I just thought you would get that intuitively. My bad.
make sure you install it without sudo command as suggested by appium.
after installation, you should be able to see the appium directory. path: ~/.appium to see the hidden files use ls -a command on your HOME directory path.
if it is there by any chance, delete it and then uninstall and reinstall appium again.
also check manually if you see appium execution file in the binary directory. path: /usr/local/bin/appium
Maybe I’m just being an idiot, most likely, but I’m revisiting this now. I’ve attempted to edit the path using Wreed’s suggestion which I also found and attempted to re-install but still Appium isn’t there. When I’m in the home directory as suggested by ido, I am manually checking and Appium isn’t there either. No hidden file present. What else is there to try?
So, let’s dumb this down to make sure I’m getting it right. I’ve checked my lfs but can’t find Appium despite it being present when I do npm i -g appium then npm -g list which returns:
/Users/chaffe/.npm-global/lib
├── [email protected]
├── [email protected]
├── [email protected]
├── [email protected]
└── [email protected]
my local path:
/opt/homebrew/bin:/opt/homebrew/sbin:/usr/local/bin:/usr/bin:/bin:/usr/sbin:/sbin:/Library/Apple/usr/bin
I think the next step is to find where this is installed. Can you try this command?
npm root -g
This will tell you where global modules are installed. Then you should be able to find the appium module and executable, and then link it to you ‘/usr/local/bin’ directory.
So I found Appium within /Users/chaffe/.npm-global/lib/node_modules, /Users/chaffe/.npm-global/bin is the exact location of Appium and Appium doctor, so why or how does it not recognise it if it recognises npm?
point to another path? And if you took the output from the which command and did an ls -l on it, does it show as a symbolic link? If so, the output of the ls -l command will start with the letter ‘l’. Might look something like:
lrwxr-xr-x
At the beginning. If so, then for whatever reason npm failed to create a symbolic link in that path. You can do so yourself to fix it. Come back with the paths from above and I’ll craft you one, or if you’d like to read about them:
so which appium-doctor returns nothing
In regards to ls -l I’m not sure if you mean on npm root -g ls -l this path or another? the response of that is still: /Users/chaffe/.npm-global/lib/node_modules
Which commands should I run to establish the paths necessary?

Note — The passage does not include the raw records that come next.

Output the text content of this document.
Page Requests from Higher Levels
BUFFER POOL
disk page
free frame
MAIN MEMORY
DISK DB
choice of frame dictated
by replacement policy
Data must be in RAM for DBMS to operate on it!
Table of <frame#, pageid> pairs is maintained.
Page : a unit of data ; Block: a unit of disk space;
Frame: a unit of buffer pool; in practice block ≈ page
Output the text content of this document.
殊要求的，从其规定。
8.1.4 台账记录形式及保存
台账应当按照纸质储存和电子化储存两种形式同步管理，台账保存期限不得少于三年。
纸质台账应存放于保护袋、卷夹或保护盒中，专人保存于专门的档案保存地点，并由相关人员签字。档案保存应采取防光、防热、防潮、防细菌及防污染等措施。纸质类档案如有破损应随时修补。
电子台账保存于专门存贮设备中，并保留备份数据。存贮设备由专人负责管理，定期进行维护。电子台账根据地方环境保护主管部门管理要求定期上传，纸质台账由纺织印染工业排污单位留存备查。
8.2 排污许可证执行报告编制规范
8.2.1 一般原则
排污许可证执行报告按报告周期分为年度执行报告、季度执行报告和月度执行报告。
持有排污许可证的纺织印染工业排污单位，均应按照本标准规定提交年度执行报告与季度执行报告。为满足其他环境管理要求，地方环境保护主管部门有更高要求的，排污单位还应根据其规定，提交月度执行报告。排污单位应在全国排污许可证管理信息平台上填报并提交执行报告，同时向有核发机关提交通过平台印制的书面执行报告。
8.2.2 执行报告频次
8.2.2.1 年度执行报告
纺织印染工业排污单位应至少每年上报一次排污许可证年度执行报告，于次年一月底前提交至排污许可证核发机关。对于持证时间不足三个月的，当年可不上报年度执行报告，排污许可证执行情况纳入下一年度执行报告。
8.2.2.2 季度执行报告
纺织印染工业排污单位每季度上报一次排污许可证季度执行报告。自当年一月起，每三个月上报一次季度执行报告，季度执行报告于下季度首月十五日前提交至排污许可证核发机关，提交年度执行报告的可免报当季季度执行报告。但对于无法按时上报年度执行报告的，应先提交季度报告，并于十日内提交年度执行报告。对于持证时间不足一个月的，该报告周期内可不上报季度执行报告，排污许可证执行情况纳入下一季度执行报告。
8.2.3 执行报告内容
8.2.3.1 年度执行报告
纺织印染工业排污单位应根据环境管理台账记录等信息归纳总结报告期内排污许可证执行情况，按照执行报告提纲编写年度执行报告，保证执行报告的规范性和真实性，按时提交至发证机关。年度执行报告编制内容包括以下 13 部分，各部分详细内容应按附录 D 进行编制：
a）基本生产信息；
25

Two days before I too face the same issue on my windows machine. I am using appium cli and installed using npm i -g appium and no error reported by appium-doctor.
Finally, I uninstalled NodeJS and installed again.
I found https://github.com/appium/appium/issues/6738 (from @wreed) which appears to be the same issue. Attempted ln -fs /Users/chaffe/.npm-packages/lib/node_modules/appium/build/lib/main.js /usr/local/bin/appium and got access denied, then n -fs /Users/chaffe/.npm-packages/lib/node_modules/appium/build/lib/main.js /usr/local/bin/appium chmod +x /usr/local/bin/appium I get ln: /usr/local/bin/appium: No such file or directory
My apologies. I’ve had to step back from the board as I’ve contracted covid.
However, let me see if I can get you on track. In looking over my machine, I’m realizing that I haven’t asked you how you installed Node/NPM. I’m using NVM (Node Version Manager) so that I can have different versions and switch between them with ease. When I look at my ~/.zshrc, it’s full of references to NVM, and that is how I am seeing ‘appium’ in my $PATH, and how I can call it directly. What is your setup like?